"Thank God!" said Mr. Brownlow. "This is great happiness to me; great happiness! But why not have brought him?"
"He is waiting in a coach at the door," replied Rose.
"At this door!" cried Mr. Brownlow. With which he hurried down the stairs, without another word, and came back with Oliver. Then Mrs. Bedwin was sent for. "God be good to me!" she cried, embracing him; "it is my innocent boy! He would come back—I knew he would! How well he looks, and how like a gentleman's son he is dressed again! Where have you been, this long, long while?"
Running on thus,—now holding Oliver from her, now clasping him to her and passing her fingers through his hair, the good soul laughed and wept upon his neck by turns.
Leaving Oliver with her, Mr. Brownlow led Rose into another room, by her request, and she narrated her interview with Nancy, which occasioned Mr. Brownlow no small amount of perplexity and surprise. After a long consultation they decided to take Mrs. Maylie and Dr. Losberne into their confidence, also Mr.

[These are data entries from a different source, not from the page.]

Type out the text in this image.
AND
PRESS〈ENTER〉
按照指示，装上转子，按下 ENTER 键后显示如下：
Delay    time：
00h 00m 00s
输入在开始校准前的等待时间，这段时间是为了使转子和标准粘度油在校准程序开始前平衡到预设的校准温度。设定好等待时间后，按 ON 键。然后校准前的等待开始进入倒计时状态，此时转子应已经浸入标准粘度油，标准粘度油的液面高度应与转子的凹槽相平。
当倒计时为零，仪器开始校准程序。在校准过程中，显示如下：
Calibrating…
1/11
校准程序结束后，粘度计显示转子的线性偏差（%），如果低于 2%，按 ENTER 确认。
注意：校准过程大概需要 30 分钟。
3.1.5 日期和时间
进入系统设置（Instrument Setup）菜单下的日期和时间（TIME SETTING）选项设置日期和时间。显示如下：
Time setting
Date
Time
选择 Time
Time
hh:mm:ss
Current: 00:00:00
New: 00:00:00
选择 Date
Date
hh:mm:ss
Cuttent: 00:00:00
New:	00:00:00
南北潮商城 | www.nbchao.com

Grimwig, thus forming a committee for the purpose of guarding the young lad from further entanglement in the plots of villains.
Through Nancy, with whom Rose had another interview, the man Monks was tracked, and finally captured by Mr. Brownlow, who to his sorrow, found that the villain was the erring son of his oldest friend, and his name of Monks only an assumed one. Facing him in a room of his own house, to which Monks had been brought,—Mr. Brownlow charged the man with one crime after another.
The father of Monks had two children who were half brothers, Monks and Oliver Twist. The father died suddenly, leaving in Mr. Brownlow's home the portrait of Oliver's mother, which was hanging in the house-keeper's room. The striking likeness between this portrait and Oliver had led Mr. Brownlow to recognise the boy as the child of his dear old friend. Then, just when he had determined to adopt Oliver, the boy had disappeared, and all efforts to find him had proved unavailing. Mr. Brownlow knew that, although the mother and father were dead, the elder brother was alive, and at once commenced a search for him. Now he had discovered him in the man Monks, the friend of thieves and murderers, and by a chance clue he found also that there had been a will, dividing the property between the two brothers. That will had been destroyed, together with all proofs of Oliver's parentage, so that Monks might have the entire property. Fearing discovery, Monks had bargained with Fagin to keep the child a thief or to kill him outright.
This revelation of his crime in all its terrible details, told in clear cutting tones by Mr. Brownlow, while his eyes never left the man's face, overwhelmed the coward Monks. He stood convicted, and confessed his guilt.
Then, because the man was son of his old friend, Mr. Brownlow was merciful.
"Will you set your hand to a statement of truth and facts, and repeat it before witnesses?" he asked.